Grande Prairie, Alberta
With every competitor wearing identical, traditionally style snowshoes made from wood and gut, there are few advantages to be had.
However, when Yukoners they say it’s a level playing field, they could be speaking figuratively about the equipment, or literally about the terrain.
“It’s different from Whitehorse because there’s no hills anywhere,” said Yukon’s Logan Roots, at the Arctic Winter Games in Grande Prairie, Alberta. “I think the biggest elevation change we had was about three feet.”
“One of my friends said the biggest elevation changes was when you sank into the snow,” said Yukon’s Kieran Halliday.
Perhaps slightly out of their element on the flat prairie lands, Yukoners were still raking in the medals this week.
Competing in the juvenile male division, Halliday has three times graced the top podium step in the first two days of competition, taking gold in the 2.5-kilometre race Monday and in the sprint series and 4×400 relay with teammates Sara Burke-Forsyth, Aiden Bradley and Galena Roots on Wednesday. Running in the anchor position on the team, Halliday closed a 40-metre gap after the final handoff for the gold.
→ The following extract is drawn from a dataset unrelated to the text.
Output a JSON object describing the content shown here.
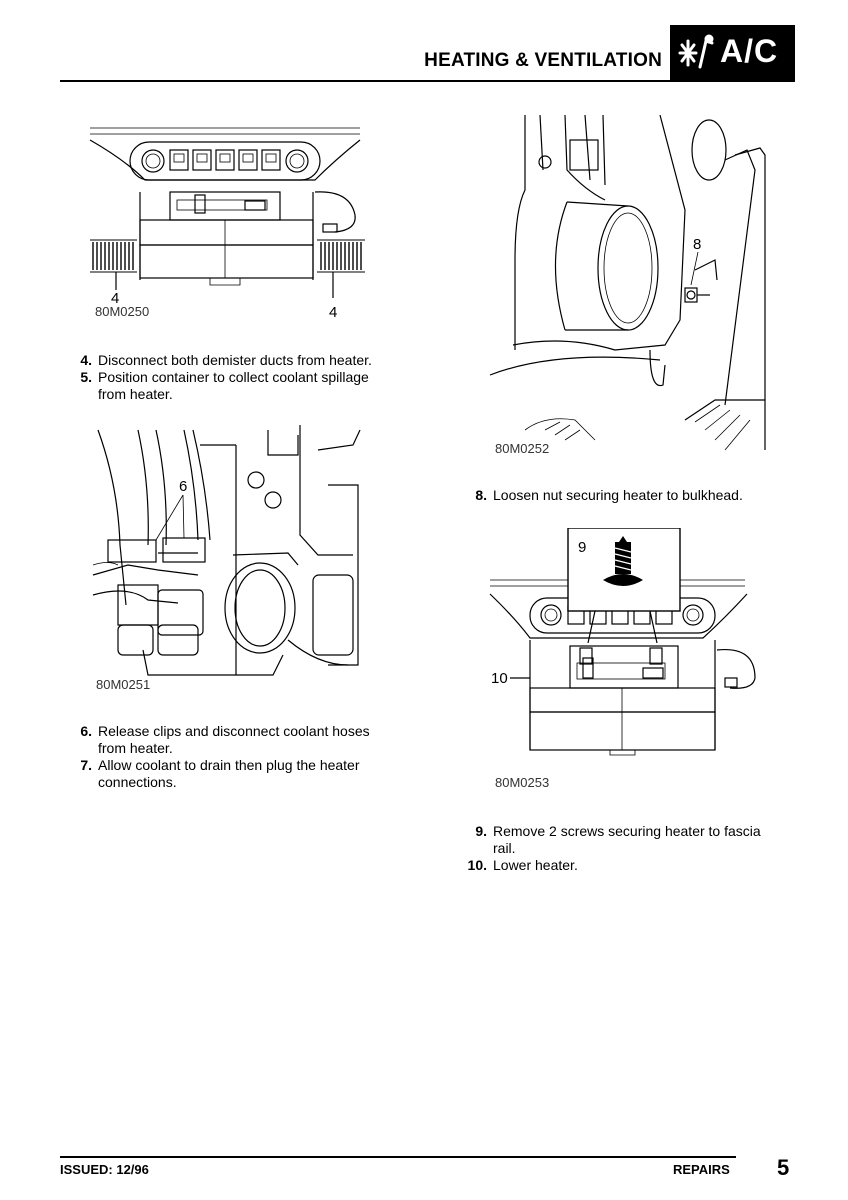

Logan Roots has also gotten familiar with the podium steps this week, winning silver in the junior male five-kilometre race Monday and gold in the sprint series Wednesday.
Having taken gold in all his events at the 2008 Games in Yellowknife, Logan was a little disappointed to have the streak end on Monday.
“It was kind of expected because that was the first I saw snowshoes this year, so it was more of a training thing,” said Logan. “But, yeah, I was a little disappointed.
“The guy who beat me on Monday was at the last (Arctic Games) as well and was always close in every race. So it was good to be running with him for the most part and he just pulled away at the end.”
Like Logan, Sara Burke-Forsythe was just one spot out of a perfect record in her events, winning two golds and a silver in the juvenile female division this week.
Her gold medal in the juvenile female 2.5-kilometre race is foremost in Burke-Forsythe’s mind because it was a perfect example of friendly competition.
“My friend from the Alaska team and I were really close and we started talking a little right before the end and what we said was, ‘Whoever gets first, I’m going to give you a hug at the end,’” said Burke-Forsythe. “It’s so much fun. Meeting people and making friends with people that you’ll probably never see again unless they go to the next Arctic Games.”
Burke-Forsythe outpaced Alaska’s Amalia Tamone by less than half a second for the win. Galena Roots took bronze, just three second back from Tamone, and also grabbed bronze in the sprint series Wednesday.
Other finishes by Yukoners include Bradley winning bronze in the 2.5-kilometre juvenile male race, Benoit Latour coming eighth in the five-kilometre junior male race, and Dynes Nahanni and Chelsea Charlie coming fourth and seventh respectively in the five-kilometre junior female race.